Hongkong versinkt immer mehr in Gewalt

Hongkong kommt nicht zur Ruhe. Nach schweren nächtlichen Zusammenstößen zwischen der Polizei und Demonstranten kam es auch am Montag erneut zu Unruhen. Die Polizei ging mit Tränengas und Schlagstöcken gegen Kundgebungsteilnehmer vor. Radikale Aktivisten hatten im Stadtviertel Tsim Sha Tsui in Kowloon neue Straßenbarrikaden gebaut und mit Steinen geworfen. Es gab wieder Festnahmen.

Hunderte Studenten verschanzten sich nach Angaben des öffentlichen Rundfunks RTHK mit Brandsätzen und selbst gebauten Waffen weiter in der Polytechnischen Universität, wo es in der Nacht zu schweren Auseinandersetzungen gekommen war. Nach Vermittlungsbemühungen der Hochschulleitung hätten rund 70 bis 100 Studenten versucht, die Universität zu verlassen, seien aber wieder in das Gebäude geflüchtet, weil die Polizei Tränengas gegen sie eingesetzt habe, berichtete die Studentenvereinigung.

Die Polizei errichtete Absperrungen rund um den Komplex und schlug mehrere Ausbruchsversuche mit Gummigeschoßen und Tränengas zurück. Einige Demonstranten wurden von Beamten zu Boden gerissen und mit vorgehaltener Waffe festgenommen.

Auch aus anderen Teilen der ehemaligen britischen Kolonie wurde neue Gewalt gemeldet. Im Geschäftsbezirk Nathan Road kam es zu Zusammenstößen, Läden blieben geschlossen. Dem Sender RTHK zufolge wurden zahlreiche Personen in der Nähe der Universität festgenommen. Die Polizei feuerte nach eigener Darstellung drei Warnschüsse mit scharfer Munition ab, als sie bei der versuchten Festnahme einer Frau angegriffen worden sei. Die Frau sei entkommen. Einige Demonstranten zogen sich nach Zusammenstößen bis auf die Unterwäsche aus, nachdem sie von einem Wasserwerfer durchnässt worden waren, dessen Wasser Augenzeugen zufolge ein Reizmittel enthielt.
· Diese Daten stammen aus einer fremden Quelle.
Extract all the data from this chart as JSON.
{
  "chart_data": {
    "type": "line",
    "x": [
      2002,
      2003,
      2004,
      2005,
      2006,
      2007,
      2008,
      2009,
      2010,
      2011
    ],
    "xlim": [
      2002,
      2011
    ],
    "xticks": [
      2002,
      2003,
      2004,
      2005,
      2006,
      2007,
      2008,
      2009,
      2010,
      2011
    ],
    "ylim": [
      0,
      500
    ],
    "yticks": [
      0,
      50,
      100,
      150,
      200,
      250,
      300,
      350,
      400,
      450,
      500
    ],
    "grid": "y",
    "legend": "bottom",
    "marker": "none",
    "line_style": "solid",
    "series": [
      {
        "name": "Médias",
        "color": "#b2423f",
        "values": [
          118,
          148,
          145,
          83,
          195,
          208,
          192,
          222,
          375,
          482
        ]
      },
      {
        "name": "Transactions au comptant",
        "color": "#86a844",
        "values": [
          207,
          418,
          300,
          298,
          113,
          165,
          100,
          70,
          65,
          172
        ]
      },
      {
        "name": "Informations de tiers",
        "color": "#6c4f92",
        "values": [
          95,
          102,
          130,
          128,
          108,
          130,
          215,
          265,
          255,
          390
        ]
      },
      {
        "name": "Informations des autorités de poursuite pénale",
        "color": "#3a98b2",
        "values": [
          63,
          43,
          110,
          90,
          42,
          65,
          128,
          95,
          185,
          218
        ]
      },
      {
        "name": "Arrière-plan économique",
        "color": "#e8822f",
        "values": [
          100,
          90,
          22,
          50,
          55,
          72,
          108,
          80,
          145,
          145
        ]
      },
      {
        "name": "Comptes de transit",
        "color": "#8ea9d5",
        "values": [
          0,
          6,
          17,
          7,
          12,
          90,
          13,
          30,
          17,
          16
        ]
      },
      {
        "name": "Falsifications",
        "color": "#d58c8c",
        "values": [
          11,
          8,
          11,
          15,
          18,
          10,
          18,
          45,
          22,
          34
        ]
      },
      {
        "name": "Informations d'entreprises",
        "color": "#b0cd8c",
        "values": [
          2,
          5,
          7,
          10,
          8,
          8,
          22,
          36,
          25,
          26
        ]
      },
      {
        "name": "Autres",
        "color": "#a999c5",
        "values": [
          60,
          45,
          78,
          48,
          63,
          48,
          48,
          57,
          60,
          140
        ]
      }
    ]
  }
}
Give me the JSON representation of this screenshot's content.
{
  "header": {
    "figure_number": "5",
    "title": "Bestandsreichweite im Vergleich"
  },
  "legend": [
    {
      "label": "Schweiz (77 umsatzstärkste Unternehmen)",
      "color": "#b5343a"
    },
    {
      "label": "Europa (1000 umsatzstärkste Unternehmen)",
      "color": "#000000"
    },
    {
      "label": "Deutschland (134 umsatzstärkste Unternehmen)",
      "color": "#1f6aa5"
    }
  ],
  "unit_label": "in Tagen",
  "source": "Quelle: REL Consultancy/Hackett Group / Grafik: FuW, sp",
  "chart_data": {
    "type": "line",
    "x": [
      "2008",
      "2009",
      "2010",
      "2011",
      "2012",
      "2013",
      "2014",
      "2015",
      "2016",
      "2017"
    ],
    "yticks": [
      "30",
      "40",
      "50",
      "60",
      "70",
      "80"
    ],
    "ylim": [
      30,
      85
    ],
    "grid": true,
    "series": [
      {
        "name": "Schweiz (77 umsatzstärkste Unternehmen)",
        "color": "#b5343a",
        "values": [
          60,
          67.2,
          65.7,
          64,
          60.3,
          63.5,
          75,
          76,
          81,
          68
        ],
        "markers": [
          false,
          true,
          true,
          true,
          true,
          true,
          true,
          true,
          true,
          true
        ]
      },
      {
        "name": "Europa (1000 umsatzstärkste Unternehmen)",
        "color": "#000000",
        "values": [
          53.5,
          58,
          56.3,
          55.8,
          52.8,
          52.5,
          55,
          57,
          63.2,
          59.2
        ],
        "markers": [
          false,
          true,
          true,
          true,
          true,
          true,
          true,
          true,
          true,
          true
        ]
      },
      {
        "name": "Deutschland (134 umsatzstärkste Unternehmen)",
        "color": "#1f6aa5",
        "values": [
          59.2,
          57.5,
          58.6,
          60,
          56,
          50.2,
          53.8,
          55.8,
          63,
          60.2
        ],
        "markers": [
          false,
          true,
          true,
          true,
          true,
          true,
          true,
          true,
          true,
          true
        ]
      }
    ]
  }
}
In einer überraschenden Wende verwarf unterdessen ein Gericht in Hongkong das derzeitige Vermummungsverbot als verfassungswidrig. Das Anfang Oktober in einem Rückgriff auf koloniales Notstandsrecht verhängte Verbot von Maskierungen verstoße gegen das Grundgesetz der chinesischen Sonderverwaltungsregion, befand das Gericht. Die Beschränkungen der Persönlichkeitsrechte gingen weiter als notwendig.

Die Proteste lähmen zunehmend auch das Alltagsleben und die Wirtschaft Hongkongs. Immer mehr asiatische Fluggesellschaften streichen ihre Flüge dorthin.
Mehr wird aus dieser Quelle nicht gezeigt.